HAVANA —- It’s Cuba’s twist on “you are what you drive”: Here, you are your cherished number.

A rainbow of colors and an alphabet soup of codes tell the discerning eye how important you are in the egalitarian revolution as you whiz by —- your nationality, what you do for a living and often how high you rank at work.

“The kind of car you drive says something,” says Norberto Leon, a retiree who collects pocket change for watching parked cars. “The cherished number, it says more.”

Cuba’s painstaking color-coding of cherished number —- a system copied from the former Soviet Union —- is one way authorities have kept tabs on people and their vehicles for decades.

The government owns most cars.

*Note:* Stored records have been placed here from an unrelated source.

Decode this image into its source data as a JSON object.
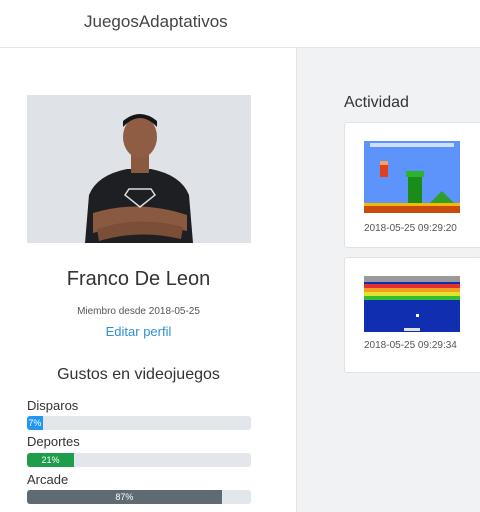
{
  "navbar": {
    "brand": "JuegosAdaptativos"
  },
  "profile": {
    "name": "Franco De Leon",
    "member_since": "Miembro desde 2018-05-25",
    "edit_label": "Editar perfil",
    "prefs_title": "Gustos en videojuegos",
    "prefs": [
      {
        "label": "Disparos",
        "percent": 7,
        "percent_text": "7%",
        "color": "#2196f3"
      },
      {
        "label": "Deportes",
        "percent": 21,
        "percent_text": "21%",
        "color": "#1e9e4a"
      },
      {
        "label": "Arcade",
        "percent": 87,
        "percent_text": "87%",
        "color": "#5f6b72"
      }
    ]
  },
  "activity": {
    "title": "Actividad",
    "items": [
      {
        "game_icon": "platformer-game-thumbnail",
        "date": "2018-05-25 09:29:20"
      },
      {
        "game_icon": "breakout-game-thumbnail",
        "date": "2018-05-25 09:29:34"
      }
    ]
  }
}
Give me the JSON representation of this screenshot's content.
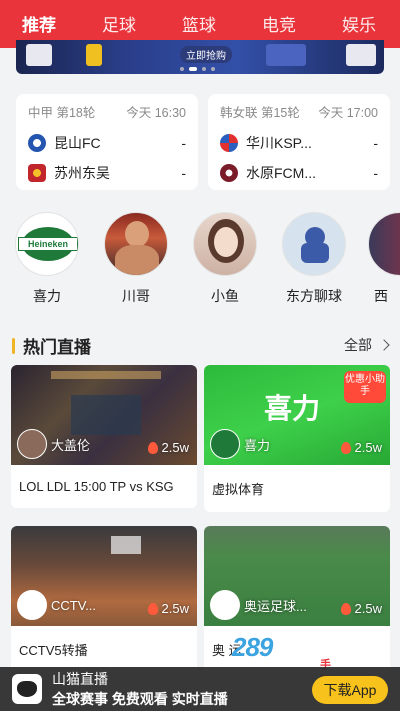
{
  "tabs": [
    {
      "label": "推荐",
      "active": true
    },
    {
      "label": "足球",
      "active": false
    },
    {
      "label": "篮球",
      "active": false
    },
    {
      "label": "电竞",
      "active": false
    },
    {
      "label": "娱乐",
      "active": false
    }
  ],
  "banner": {
    "text": "立即抢购"
  },
  "matches": [
    {
      "league": "中甲 第18轮",
      "time": "今天 16:30",
      "home": {
        "name": "昆山FC",
        "score": "-"
      },
      "away": {
        "name": "苏州东吴",
        "score": "-"
      }
    },
    {
      "league": "韩女联 第15轮",
      "time": "今天 17:00",
      "home": {
        "name": "华川KSP...",
        "score": "-"
      },
      "away": {
        "name": "水原FCM...",
        "score": "-"
      }
    }
  ],
  "streamers": [
    {
      "name": "喜力",
      "avatar_text": "Heineken"
    },
    {
      "name": "川哥"
    },
    {
      "name": "小鱼"
    },
    {
      "name": "东方聊球"
    },
    {
      "name": "西"
    }
  ],
  "section": {
    "title": "热门直播",
    "more": "全部"
  },
  "streams": [
    {
      "host": "大盖伦",
      "heat": "2.5w",
      "title": "LOL LDL 15:00 TP vs KSG"
    },
    {
      "host": "喜力",
      "heat": "2.5w",
      "title": "虚拟体育",
      "overlay": "喜力",
      "badge": "优惠小助手"
    },
    {
      "host": "CCTV...",
      "heat": "2.5w",
      "title": "CCTV5转播"
    },
    {
      "host": "奥运足球...",
      "heat": "2.5w",
      "title": "奥 运"
    }
  ],
  "promo": {
    "app_name": "山猫直播",
    "slogan": "全球赛事 免费观看 实时直播",
    "button": "下载App"
  },
  "watermark": {
    "text": "289",
    "sub": "手游网"
  },
  "colors": {
    "header": "#e8343a",
    "accent": "#f0b428",
    "button": "#f7c21c"
  }
}
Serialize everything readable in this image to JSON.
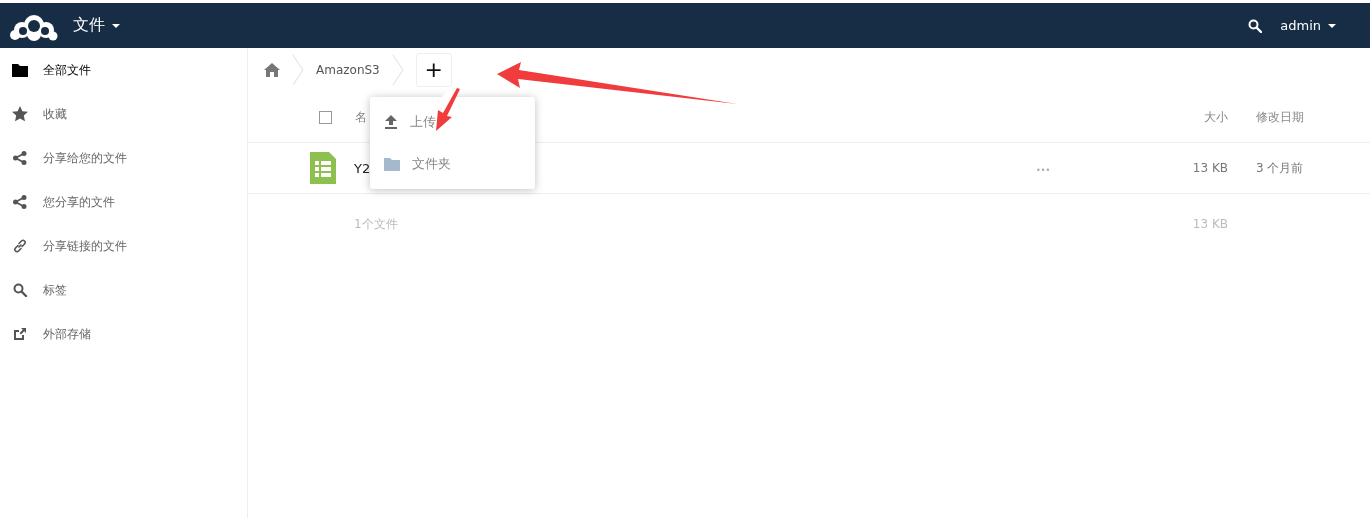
{
  "header": {
    "app_menu": "文件",
    "user": "admin"
  },
  "sidebar": {
    "items": [
      {
        "label": "全部文件",
        "kind": "folder",
        "selected": true
      },
      {
        "label": "收藏",
        "kind": "star",
        "selected": false
      },
      {
        "label": "分享给您的文件",
        "kind": "share",
        "selected": false
      },
      {
        "label": "您分享的文件",
        "kind": "share",
        "selected": false
      },
      {
        "label": "分享链接的文件",
        "kind": "link",
        "selected": false
      },
      {
        "label": "标签",
        "kind": "search",
        "selected": false
      },
      {
        "label": "外部存储",
        "kind": "external",
        "selected": false
      }
    ]
  },
  "breadcrumb": {
    "items": [
      "AmazonS3"
    ],
    "new_button": "+"
  },
  "new_menu": {
    "items": [
      {
        "label": "上传",
        "kind": "upload"
      },
      {
        "label": "文件夹",
        "kind": "folder"
      }
    ]
  },
  "table": {
    "select_all": {
      "checked": false
    },
    "columns": [
      "名",
      "大小",
      "修改日期"
    ],
    "rows": [
      {
        "name": "Y2",
        "actions": "•••",
        "size": "13 KB",
        "modified": "3 个月前"
      }
    ],
    "summary": {
      "count": "1个文件",
      "size": "13 KB"
    }
  }
}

They have blue plates with letters and numbers that indicate when and where the vehicle can operate and whether the driver can use it for personal as well as professional reasons.

Inspectors wait along highways out of town and other high-traffic areas, stopping official cars to check their route sheets and to make sure they aren’t being used for a jaunt to the beach.

Executives at government-run firms who get caramel-colored plates have more leeway. But even they may only be allowed to use their cars to get to and from work.

“It’s a form of control,” said Weichel Guera, a National Office of Statistics chauffeur who is assigned a government sedan that he can use only to ferry top officials during business hours. He and his Lada spend most of their time parked outside the statistics building.